Nel finale de La casa dei misteri, la verità sul “professore” Richard Deloye salta allo scoperto: in realtà è Mohamed, l’uomo ritenuto responsabile dellʼattacco avvenuto vent’anni prima. Dopo una colluttazione in cui Isabelle, la moglie, lo ferisce — credendolo Richard — lo salva poi con un’operazione di chirurgia plastica per trasformarlo nell’uomo che il mondo conosce come suo marito. Quando i figli di Mohamed, Bilal e Yasmine, scoprono tutto, rimangono sconvolti e incapaci di perdonarlo: la serie si chiude con questa sconvolgente rivelazione e la consapevolezza che niente sarà più come prima, senza alcuna promessa di redenzione o chiarimento futuro.
All’origine del mistero c’è un’irruzione violenta nell’elegante villa di Isabelle e Richard: un uomo incappucciato, che si siede a mangiare cereali, terrorizza la coppia. Lei reagisce e uccide, o crede di uccidere, l’aggressore. Ma, con scarso preavviso, il corpo sparisce e la trama si infittisce di flashback e segreti del passato.
Attraverso la tensione narrativa, emerge che Isabelle ha operato l’uomo ferito – Mohamed – e gli ha offerto una seconda possibilità: diventare Richard Deloye. Non solo una nuova vita, ma una vera nuova identità ottenuta con la chirurgia plastica.

I figli di Mohamed lo reclamano come padre, ma il “nuovo” Richard/Mohamed tradisce la loro fiducia. Bilal e Yasmine lo affrontano inizialmente disperati, poi si allontanano, incapaci di perdonare la menzogna. Non c’è chiusura, né comprensione: il finale resta sospeso, immerso nei sensi di colpa e nel silenzio.

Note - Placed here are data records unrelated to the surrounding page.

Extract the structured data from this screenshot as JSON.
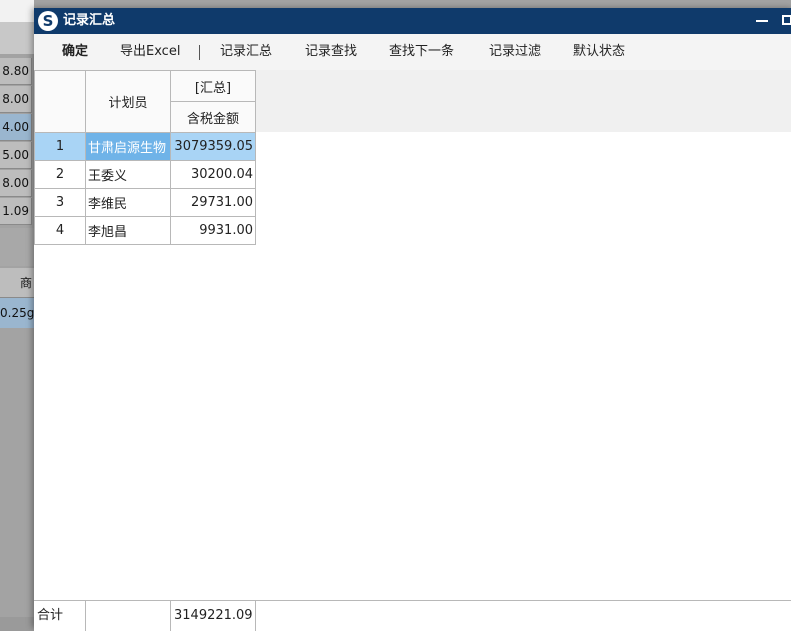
{
  "background": {
    "column_values": [
      "8.80",
      "8.00",
      "4.00",
      "5.00",
      "8.00",
      "1.09"
    ],
    "header2_label": "商",
    "row2_value": "0.25g"
  },
  "dialog": {
    "title": "记录汇总",
    "toolbar": {
      "confirm": "确定",
      "export_excel": "导出Excel",
      "summary": "记录汇总",
      "find": "记录查找",
      "find_next": "查找下一条",
      "filter": "记录过滤",
      "default_state": "默认状态"
    },
    "table": {
      "col_planner": "计划员",
      "group_header": "[汇总]",
      "col_amount": "含税金额",
      "rows": [
        {
          "no": "1",
          "planner": "甘肃启源生物",
          "amount": "3079359.05"
        },
        {
          "no": "2",
          "planner": "王委义",
          "amount": "30200.04"
        },
        {
          "no": "3",
          "planner": "李维民",
          "amount": "29731.00"
        },
        {
          "no": "4",
          "planner": "李旭昌",
          "amount": "9931.00"
        }
      ]
    },
    "footer": {
      "label": "合计",
      "total": "3149221.09"
    }
  },
  "colors": {
    "titlebar": "#0f3a6b",
    "selected_row": "#a9d4f5",
    "selected_cell": "#6fb3e8"
  }
}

La casa dei misteri si conclude con l’annientamento della verità: il volto di Richard è una maschera costruita, il suo passato è fittizio. Isabelle non è solo vittima, ma mandante di una menzogna chirurgica; Mohamed, da carnefice diventa clamorosamente vittima. Bilal, Yasmine e Isabelle si ritrovano intrappolati in un triangolo di bugie, violenze e identità rubate. Nessuna giustizia, solo domande che restano — perché la miniserie, concepita come autoconclusiva, chiude il sipario senza lasciare spazio a una seconda stagione.